Big stories in the Chicago Tribune and the Daily Herald about the Naperville Unit School District 203 Board’s censuring recently-elected member Melissa Kelley Black for, among other alleged misdeeds, revealing what went on in Executive, that is, secret, Sessions.

I’m not aware of any prohibition against releasing information discussed at a secret board meeting except the social pressure of the other members.

I remember the Crystal Lake Park Board sued Commissioner Leona Nelson for supposedly telling what happened in an Executive Session, as well as sexual harassment. As the suit continued, against the upper-eighties woman, the District dropped the Executive Session count.

That was because Nelson did nothing illegal by making any such revelations.

As an aside, I have continuingly amazed that elected officials think it is against the law to tell other what happened behind closed doors.

Here’s what caught my eye in the Tribune story:

The details she reportedly made public were discussed in closed session.

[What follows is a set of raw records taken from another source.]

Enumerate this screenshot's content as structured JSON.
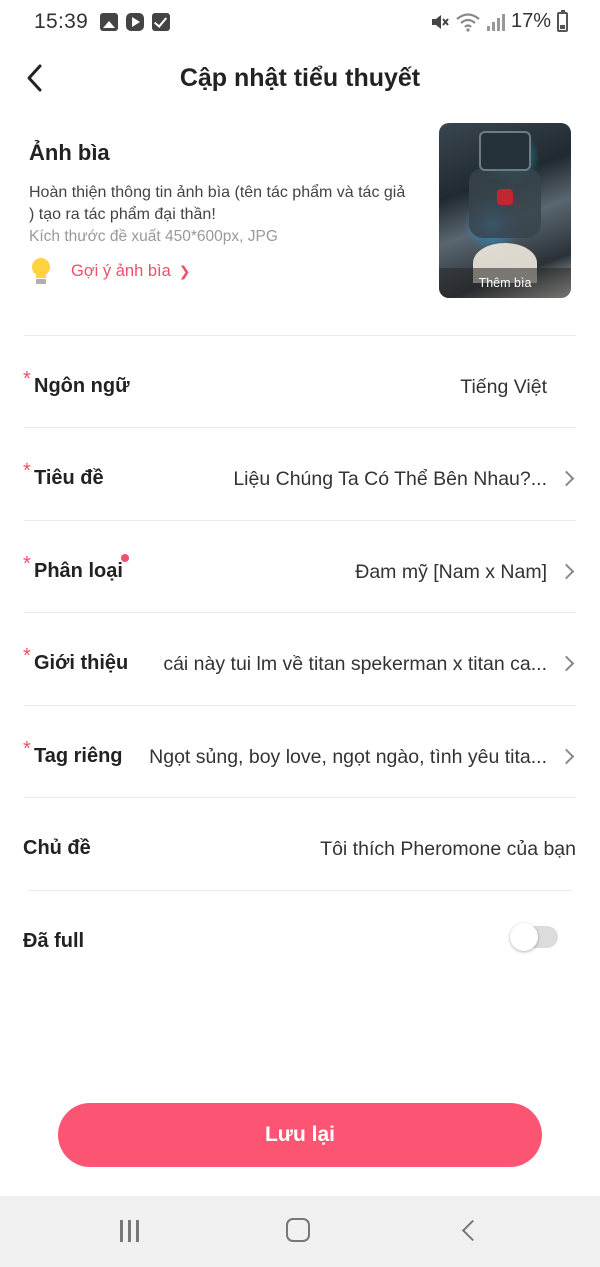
{
  "status_bar": {
    "time": "15:39",
    "battery_percent": "17%",
    "left_icons": [
      "gallery-icon",
      "play-store-icon",
      "checkbox-icon"
    ],
    "right_icons": [
      "mute-icon",
      "wifi-icon",
      "signal-icon",
      "battery-icon"
    ]
  },
  "header": {
    "title": "Cập nhật tiểu thuyết"
  },
  "cover": {
    "heading": "Ảnh bìa",
    "description": "Hoàn thiện thông tin ảnh bìa (tên tác phẩm và tác giả ) tạo ra tác phẩm đại thần!",
    "size_hint": "Kích thước đề xuất 450*600px, JPG",
    "suggest_label": "Gợi ý ảnh bìa",
    "thumbnail_caption": "Thêm bìa"
  },
  "form": {
    "language": {
      "label": "Ngôn ngữ",
      "value": "Tiếng Việt",
      "required": true
    },
    "title": {
      "label": "Tiêu đề",
      "value": "Liệu Chúng Ta Có Thể Bên Nhau?...",
      "required": true
    },
    "category": {
      "label": "Phân loại",
      "value": "Đam mỹ [Nam x Nam]",
      "required": true
    },
    "intro": {
      "label": "Giới thiệu",
      "value": "cái này tui lm về titan spekerman x titan ca...",
      "required": true
    },
    "tags": {
      "label": "Tag riêng",
      "value": "Ngọt sủng, boy love, ngọt ngào, tình yêu tita...",
      "required": true
    },
    "topic": {
      "label": "Chủ đề",
      "value": "Tôi thích Pheromone của bạn"
    },
    "completed": {
      "label": "Đã full",
      "enabled": false
    }
  },
  "actions": {
    "save_label": "Lưu lại"
  },
  "colors": {
    "accent": "#fb5573",
    "required_mark": "#ef4f6a",
    "nav_background": "#f0f0f0"
  }
}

State law allows school boards to meet privately to discuss collective negotiating issues between a public body and its employees.

and

“We’ve addressed this multiple times, six times, in closed session and the behavior is still there and not really changing,” board member Joe Kozminski said. “The evidence I’ve seen in quite solid.”

Bu discussing a Board of Education member’s behavior in private is not allowed by State law as far as I can see:

he selection of a person to fill a public

Such discussion do not meet the following definition for excluding the public, as one can see in the statute cited below::

(3) The selection of a person to fill a public office, as defined in this Act, including a vacancy in a public office, when the public body is given power to appoint under law or ordinance, or the discipline, performance or removal of the occupant of a public office, when the public body is given power to remove the occupant under law or ordinance. [Emphasis added because a School Board majority cannot kick another school board member off the board.]

So what’s going on in Naperville.

Black may have summed it up in the following found in the Tribune article:

“If I’m guilty of anything, it’s just having a different perspective and a different opinion (than the other board members),” Kelley Black said.